Overview of assessments
Brief Description of Kind and Purpose of Assessment Tasks | Weighting | Learning Outcomes | Graduate Attributes |
---|---|---|---|
Assessment Task 1: Practical exercises This assessment consists of hands-on data mining exercises, including data pre-processing, exploratory data analysis and visualisation, model building and model evaluation using a data mining tool (RapidMiner). The feedback from this assessment will help to develop students’ practical skills in data mining and apply them in the next assessments. Submission Type: Individual Assessment Method: Practical task Artefact: Written report + Program files | 30% | LO1, LO3, LO4 | GA5, GA8, GA10 |
Assessment Task 2: Data Mining Case Study The primary purpose of this assessment is to provide students with an opportunity to critically reflect on advantages and disadvantages of particular data mining solutions to solve real life problems with considerations of data privacy and professional ethics. Submission Type: Individual Assessment Method: Case study Artefact: Written report | 25% | LO1, LO2 | GA3, GA5, GA8 |
Assessment Task 3: Predictive Data Mining Project The primary purpose of this assessment is to provide students with an opportunity to develop data mining skills for finding human-interpretable patterns that describe the data analysis skills. In this assignment, student will perform data cleaning/transformation, exploratory data analysis and cluster analysis on a dataset, build and evaluate predictive models, detect anomaly and find association between variables in the given datasets using a data mining tool (e.g. RapidMiner). In this task students will also apply the ethical principles of data mining in the context of the case study. To ensure academic integrity student are required to present their work in class or record and submit a video presentation. Submission Type: Individual Assessment Method: Practical task Artefact: Written report + Program files + Presentation | 45% | LO1, LO3, LO4 | GA5, GA8, GA10 |
Representative texts and references
North, M. (2020) Data Mining for the Masses: With Implementations in RapidMiner and R, fourth Edition, MyEducator.
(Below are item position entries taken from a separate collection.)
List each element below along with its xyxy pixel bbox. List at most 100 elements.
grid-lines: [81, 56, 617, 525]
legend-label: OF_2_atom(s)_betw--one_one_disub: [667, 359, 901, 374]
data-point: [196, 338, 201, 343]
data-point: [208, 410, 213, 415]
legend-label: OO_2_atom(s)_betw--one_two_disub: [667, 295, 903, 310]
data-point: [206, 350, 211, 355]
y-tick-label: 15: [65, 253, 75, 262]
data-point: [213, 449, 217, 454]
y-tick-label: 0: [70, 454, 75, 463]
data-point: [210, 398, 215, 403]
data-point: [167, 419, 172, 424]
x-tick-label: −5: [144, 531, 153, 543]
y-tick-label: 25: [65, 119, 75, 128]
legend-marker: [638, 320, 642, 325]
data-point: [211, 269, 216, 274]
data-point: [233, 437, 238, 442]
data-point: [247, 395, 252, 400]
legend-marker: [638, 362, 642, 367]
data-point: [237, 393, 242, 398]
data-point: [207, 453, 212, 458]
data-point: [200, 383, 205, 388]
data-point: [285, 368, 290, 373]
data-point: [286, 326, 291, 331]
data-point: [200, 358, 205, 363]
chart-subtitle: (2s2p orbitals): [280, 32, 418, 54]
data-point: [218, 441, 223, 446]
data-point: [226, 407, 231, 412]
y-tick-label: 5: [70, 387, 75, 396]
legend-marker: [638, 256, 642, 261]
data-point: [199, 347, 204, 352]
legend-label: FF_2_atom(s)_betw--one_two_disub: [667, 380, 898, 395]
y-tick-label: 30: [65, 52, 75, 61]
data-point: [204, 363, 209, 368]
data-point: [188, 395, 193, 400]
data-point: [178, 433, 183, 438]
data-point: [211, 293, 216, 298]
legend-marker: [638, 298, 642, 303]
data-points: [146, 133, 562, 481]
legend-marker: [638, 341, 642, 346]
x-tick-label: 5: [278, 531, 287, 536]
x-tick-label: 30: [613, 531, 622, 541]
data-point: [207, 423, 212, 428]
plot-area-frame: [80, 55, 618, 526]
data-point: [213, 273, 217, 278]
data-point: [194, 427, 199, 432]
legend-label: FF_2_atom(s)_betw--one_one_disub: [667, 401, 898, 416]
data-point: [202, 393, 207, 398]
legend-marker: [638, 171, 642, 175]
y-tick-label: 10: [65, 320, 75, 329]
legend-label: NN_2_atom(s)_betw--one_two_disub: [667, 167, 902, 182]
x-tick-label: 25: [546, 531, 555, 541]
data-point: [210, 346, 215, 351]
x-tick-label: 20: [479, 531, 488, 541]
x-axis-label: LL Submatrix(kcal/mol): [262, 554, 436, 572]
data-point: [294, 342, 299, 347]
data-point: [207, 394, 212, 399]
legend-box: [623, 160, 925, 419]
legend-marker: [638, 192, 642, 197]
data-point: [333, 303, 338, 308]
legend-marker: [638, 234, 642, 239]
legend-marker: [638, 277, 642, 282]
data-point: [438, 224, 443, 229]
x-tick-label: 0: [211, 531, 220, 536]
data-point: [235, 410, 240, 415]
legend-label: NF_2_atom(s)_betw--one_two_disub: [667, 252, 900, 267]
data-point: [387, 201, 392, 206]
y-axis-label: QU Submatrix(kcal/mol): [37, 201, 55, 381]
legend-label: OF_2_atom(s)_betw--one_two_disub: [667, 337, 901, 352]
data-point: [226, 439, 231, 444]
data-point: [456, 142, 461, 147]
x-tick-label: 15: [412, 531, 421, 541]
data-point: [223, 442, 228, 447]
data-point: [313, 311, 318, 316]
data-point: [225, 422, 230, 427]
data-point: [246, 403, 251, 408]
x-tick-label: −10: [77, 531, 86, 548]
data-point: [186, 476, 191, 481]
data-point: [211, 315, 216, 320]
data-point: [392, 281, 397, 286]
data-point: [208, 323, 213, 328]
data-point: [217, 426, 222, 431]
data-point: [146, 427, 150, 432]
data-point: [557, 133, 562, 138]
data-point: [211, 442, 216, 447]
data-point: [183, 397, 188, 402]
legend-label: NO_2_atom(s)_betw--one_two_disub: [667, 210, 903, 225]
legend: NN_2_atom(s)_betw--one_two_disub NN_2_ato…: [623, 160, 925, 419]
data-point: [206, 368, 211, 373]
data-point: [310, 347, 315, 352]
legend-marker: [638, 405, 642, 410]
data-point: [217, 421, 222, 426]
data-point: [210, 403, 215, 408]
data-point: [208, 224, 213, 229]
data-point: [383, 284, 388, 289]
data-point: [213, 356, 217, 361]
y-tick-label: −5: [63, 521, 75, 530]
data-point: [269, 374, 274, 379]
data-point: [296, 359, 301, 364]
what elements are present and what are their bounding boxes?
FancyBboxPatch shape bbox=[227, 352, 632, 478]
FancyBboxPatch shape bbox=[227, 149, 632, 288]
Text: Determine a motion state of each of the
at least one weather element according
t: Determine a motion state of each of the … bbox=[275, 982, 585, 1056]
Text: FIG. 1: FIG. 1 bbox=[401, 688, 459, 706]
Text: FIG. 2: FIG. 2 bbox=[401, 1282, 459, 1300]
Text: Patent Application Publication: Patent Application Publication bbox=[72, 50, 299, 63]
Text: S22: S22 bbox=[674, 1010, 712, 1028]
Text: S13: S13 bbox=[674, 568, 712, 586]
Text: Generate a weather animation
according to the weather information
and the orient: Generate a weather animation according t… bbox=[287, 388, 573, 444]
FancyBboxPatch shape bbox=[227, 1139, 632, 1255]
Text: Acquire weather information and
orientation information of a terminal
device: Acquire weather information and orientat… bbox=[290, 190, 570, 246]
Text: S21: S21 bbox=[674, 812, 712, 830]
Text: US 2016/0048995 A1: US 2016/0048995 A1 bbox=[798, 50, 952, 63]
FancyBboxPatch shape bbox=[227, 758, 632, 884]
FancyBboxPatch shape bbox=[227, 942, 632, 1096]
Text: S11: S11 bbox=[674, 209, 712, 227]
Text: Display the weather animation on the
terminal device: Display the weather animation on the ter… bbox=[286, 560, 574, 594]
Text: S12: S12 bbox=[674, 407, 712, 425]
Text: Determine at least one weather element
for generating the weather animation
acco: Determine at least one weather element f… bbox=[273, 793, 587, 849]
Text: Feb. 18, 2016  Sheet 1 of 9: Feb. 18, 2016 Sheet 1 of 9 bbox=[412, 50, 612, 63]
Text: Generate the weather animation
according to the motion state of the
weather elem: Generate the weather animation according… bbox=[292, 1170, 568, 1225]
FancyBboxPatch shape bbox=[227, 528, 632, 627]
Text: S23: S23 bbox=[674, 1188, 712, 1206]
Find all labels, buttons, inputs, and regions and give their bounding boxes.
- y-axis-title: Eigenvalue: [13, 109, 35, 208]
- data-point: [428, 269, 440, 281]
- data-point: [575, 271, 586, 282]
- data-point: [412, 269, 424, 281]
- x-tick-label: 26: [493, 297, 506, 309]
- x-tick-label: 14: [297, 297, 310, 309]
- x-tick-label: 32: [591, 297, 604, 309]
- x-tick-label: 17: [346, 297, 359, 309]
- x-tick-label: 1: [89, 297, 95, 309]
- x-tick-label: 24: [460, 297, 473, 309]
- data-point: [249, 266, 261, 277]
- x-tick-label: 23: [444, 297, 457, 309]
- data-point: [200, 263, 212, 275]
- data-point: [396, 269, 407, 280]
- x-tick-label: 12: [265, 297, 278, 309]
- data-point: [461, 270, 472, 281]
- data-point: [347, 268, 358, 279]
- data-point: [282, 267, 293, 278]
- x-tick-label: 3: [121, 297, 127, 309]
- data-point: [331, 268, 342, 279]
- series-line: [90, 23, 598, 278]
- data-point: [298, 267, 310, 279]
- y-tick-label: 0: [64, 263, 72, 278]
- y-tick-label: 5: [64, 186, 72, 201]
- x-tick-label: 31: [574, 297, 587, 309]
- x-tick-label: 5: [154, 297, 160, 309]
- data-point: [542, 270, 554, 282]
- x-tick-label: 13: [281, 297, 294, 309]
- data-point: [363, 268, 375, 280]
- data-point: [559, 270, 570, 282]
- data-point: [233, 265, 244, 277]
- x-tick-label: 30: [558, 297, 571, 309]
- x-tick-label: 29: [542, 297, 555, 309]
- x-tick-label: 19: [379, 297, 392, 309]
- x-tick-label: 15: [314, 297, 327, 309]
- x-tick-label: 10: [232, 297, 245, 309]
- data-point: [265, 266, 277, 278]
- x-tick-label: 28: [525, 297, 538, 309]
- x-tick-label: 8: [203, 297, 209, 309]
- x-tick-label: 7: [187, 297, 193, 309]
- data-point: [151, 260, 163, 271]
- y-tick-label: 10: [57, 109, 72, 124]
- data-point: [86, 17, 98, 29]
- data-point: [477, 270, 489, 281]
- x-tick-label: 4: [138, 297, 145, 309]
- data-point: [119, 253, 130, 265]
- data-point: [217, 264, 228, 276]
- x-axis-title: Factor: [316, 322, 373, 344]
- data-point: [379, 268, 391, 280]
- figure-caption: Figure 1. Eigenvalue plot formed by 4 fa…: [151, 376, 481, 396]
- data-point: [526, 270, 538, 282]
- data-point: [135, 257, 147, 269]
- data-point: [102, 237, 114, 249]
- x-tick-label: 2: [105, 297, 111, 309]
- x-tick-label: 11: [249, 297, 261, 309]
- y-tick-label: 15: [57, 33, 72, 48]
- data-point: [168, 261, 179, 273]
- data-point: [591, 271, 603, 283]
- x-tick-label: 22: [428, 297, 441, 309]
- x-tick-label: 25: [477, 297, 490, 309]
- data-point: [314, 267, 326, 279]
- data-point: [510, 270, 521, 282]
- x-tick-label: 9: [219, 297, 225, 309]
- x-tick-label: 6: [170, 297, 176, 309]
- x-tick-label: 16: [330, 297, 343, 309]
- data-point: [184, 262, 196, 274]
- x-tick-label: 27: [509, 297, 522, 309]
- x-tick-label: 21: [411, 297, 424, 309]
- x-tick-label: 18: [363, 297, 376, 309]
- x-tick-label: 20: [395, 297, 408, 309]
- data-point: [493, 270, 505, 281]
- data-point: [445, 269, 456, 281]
Olson, D. L. & Wu, D. (2020) Predictive Data Mining Models. 2nd ed. 2020. [Online]. Singapore: Springer Singapore.
Olson, D. L. & Lauhoff, G. (2019) Descriptive Data Mining. 2nd ed. 2019. [Online]. Singapore: Springer Singapore.
Kotu,V., Deshpande, B. (2019) Data Science: Concepts and Practice with RapidMiner, Morgan Kaufmann Publishers.
Jamsa, K. (2021) Introduction to Data Mining and Analytics, Jones & Bartlett Learning LCC.